When your time comes (or at any free time) you would be taken through at the head of the security line. If somebody needs extra security (random search, suspect item) that of course delays the station they are going through, but the other stations are free to take the person with the next appointment. Only if all stations got bogged down with problem cases would people in the appointment line not go through at close to their exact appointment time.In other words, this works best if there are at least 3 or more screening stations, but this is common at major air terminals. And it could break down in the case of a major airport lockdown requiring extra screening on all passengers -- if the lockdown took place between the time you got your appointment and the time of your appointment. Appointments issued after a slowdown starts would be spaced to the new flow of passengers. In general, appointment pacing would be based on models of expected passenger flow at the given time of the day.
(Passengers could also -- though they might be nuts to do so -- report that they
expect to take slightly longer, because like me they travel with things like electronic equipment with lots of wires, medical equipment, extra baggage or other special needs. I say they might be nuts as this might get you selected for extra screening all the time.)
Of course, if this system works really well, then everybody will be getting an appointment, in fact it will come with your boarding pass. Trouble is, that takes away the non-appointment line which is normally what provides the slack when passengers with appointments take longer in security. If it becomes this popular airlines would have to make rules offering appointments only to around half the passengers (frequent flyers, full-fare, first-class etc.) and no appointment for people on a discounted coach fare with no frequent flyer card. In effect, some airlines, by offering express lines for first class passengers, are trying to do something like this. Discount passengers need not be locked out entirely, the first set of them to ask for an appointment could still get one, they just can't all be given one.
But a specific appointment with no line at all is better than an express line.
Now, while this system would always give you your appointment later than you would dare arrive for the random line length we have today, people will push things and show up late. They could be forced into the no-appointment line, or put in a special "If the appointment queue gets empty" line, or of course be let through anyway if they are a premium passenger. Generally if appointments are missed by only a few minutes, leniency would make sense, and there would be slop in the system to account for just that.
Now this concept need not just apply to security. It could apply to baggage check as well. (If you're not checking baggage, the better airlines no longer make you wait in line at all, they give you web check-in or self-service check-in.)

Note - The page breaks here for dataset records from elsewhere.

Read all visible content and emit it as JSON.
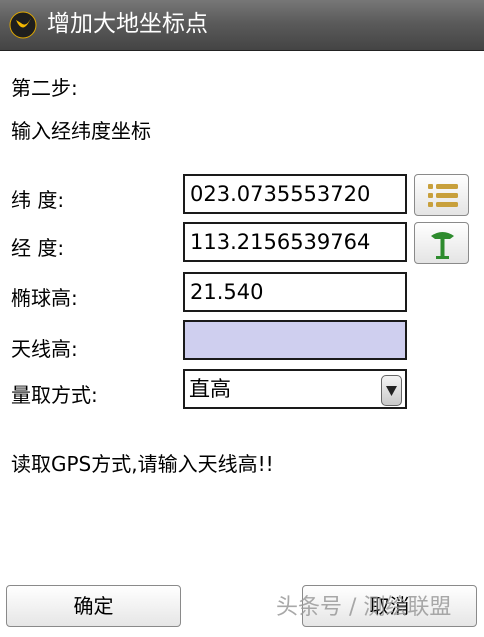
{
  "window": {
    "title": "增加大地坐标点"
  },
  "step": {
    "label": "第二步:",
    "instruction": "输入经纬度坐标"
  },
  "form": {
    "latitude": {
      "label": "纬 度:",
      "value": "023.0735553720"
    },
    "longitude": {
      "label": "经 度:",
      "value": "113.2156539764"
    },
    "ellipsoid_height": {
      "label": "椭球高:",
      "value": "21.540"
    },
    "antenna_height": {
      "label": "天线高:",
      "value": ""
    },
    "measure_method": {
      "label": "量取方式:",
      "selected": "直高"
    }
  },
  "message": "读取GPS方式,请输入天线高!!",
  "buttons": {
    "confirm": "确定",
    "cancel": "取消"
  },
  "watermark": "头条号 / 测绘联盟",
  "icons": {
    "app": "app-logo-icon",
    "list": "list-icon",
    "gps": "gps-antenna-icon",
    "dropdown": "dropdown-arrow-icon"
  },
  "colors": {
    "titlebar": "#5b5b5b",
    "antenna_field": "#cfcfef",
    "list_icon": "#c8a03c",
    "gps_icon": "#2e8b2e"
  }
}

When planes are delayed, passengers would need a way to signal (by calling a magic number that knows the caller-id of their phones) that they know the flight is delayed and want to move their appointment. Of course, if they didn't know about the delay, they would arrive for their old appointment in any event and then wait in the terminal just like before.
This doesn't make security any faster, it just makes it predictable, and that's of great value. Especially if you also have predictable transport to the airport, like trains. If you think about it, today the important time we want to know is not when they board our flight. The important time is when we will go through security, since the trip from there to the gate has a fixed time.